“This is the second grant WATER has received from Patagonia. We are once again deeply thankful for this award,” stated WATER Board member Raven Stevens in a recent press release.
The Mount Shasta-based nonprofit We Advocate Thorough Environmental Review, commonly referred to as WATER, recently received a grant from Patagonia, an outdoor clothing and gear company that focuses on promoting environmentally and socially responsible business practices.
“This is the second grant WATER has received from Patagonia. We are once again deeply thankful for this award,” stated WATER Board member Raven Stevens in a recent press release. “We have had the Superior Court hearings for the lawsuits we filed against Siskiyou County and Crystal Geyser Water Company and against the City of Mount Shasta and Crystal Geyser Water Company. We are now awaiting the judge’s decision for both cases.”
The grant helps WATER pursue their efforts in appellate court if necessary, said WATER board vice president Frank Toriello, “and continue our work protecting the water of our region. The continued support of Patagonia is significantly helping our efforts to protect the resources and environmental health of our Northern California bioregion.”
WATER formed in 2013 after learning that Crystal Geyser Water Company planned to set up a beverage bottling operation on Ski Village Drive, just outside Mount Shasta’s city limits near the headwaters of the Sacramento River “without any environmental impact analysis and local agency oversight,” the release states.
Working with the local community, WATER succeeded in demanding Siskiyou County prepare an environmental impact report as required by the California Environmental Quality Act. Although there was substantial public input into the EIR process pointing out the many flaws of the report, WATER alleged, it was approved by the county board of supervisors. WATER has challenged the validity of the EIR, filing law suits against Siskiyou County and the City of Mt. Shasta, both agencies they believe have responsibilities for project oversight.

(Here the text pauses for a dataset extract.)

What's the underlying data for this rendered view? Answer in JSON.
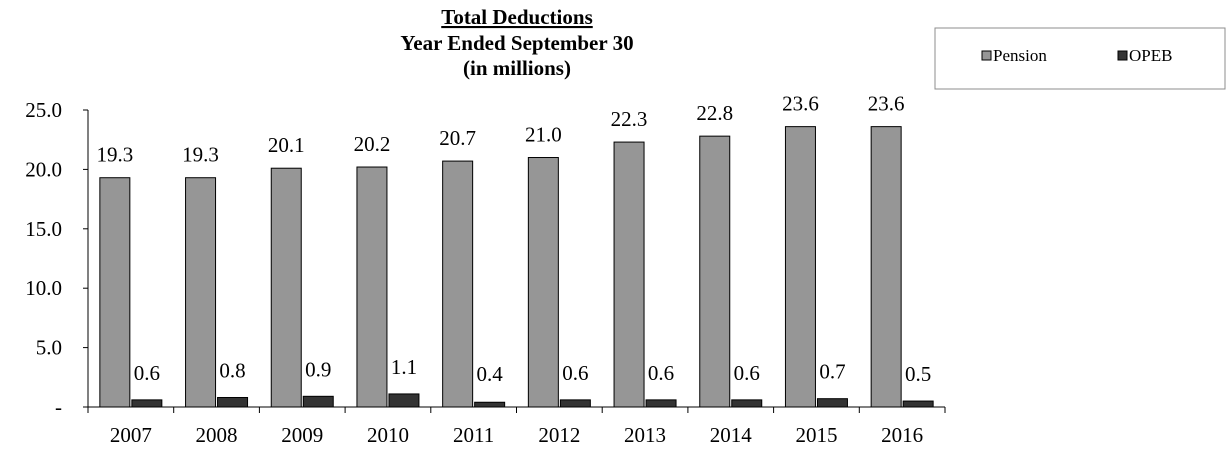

WATER says its mission is to: 1) advocate preservation of natural resources and a healthy environment; 2) advocate long-range community planning and regenerative practices to protect all citizens and to promote a thriving community; 3) communicate these concerns to local government officials and agencies; 4) encourage community-wide participation through educating the public about these issues; 5) defend these issues with public interest litigation activities if necessary.
Appreciating “that all life on earth is under threat of extinction,” Patagonia’s grants program “supports innovative work that addresses the root causes of the environmental crisis and seeks to protect both the environment and affected communities ... encourages work that brings underrepresented communities to the forefront of the environmental movement and supports communities whose health and livelihoods are threatened by environmental exploitation,” and “supports multi-pronged campaigns that push for greater environmental protections and force the government to abide by its own laws,” as stated on its website.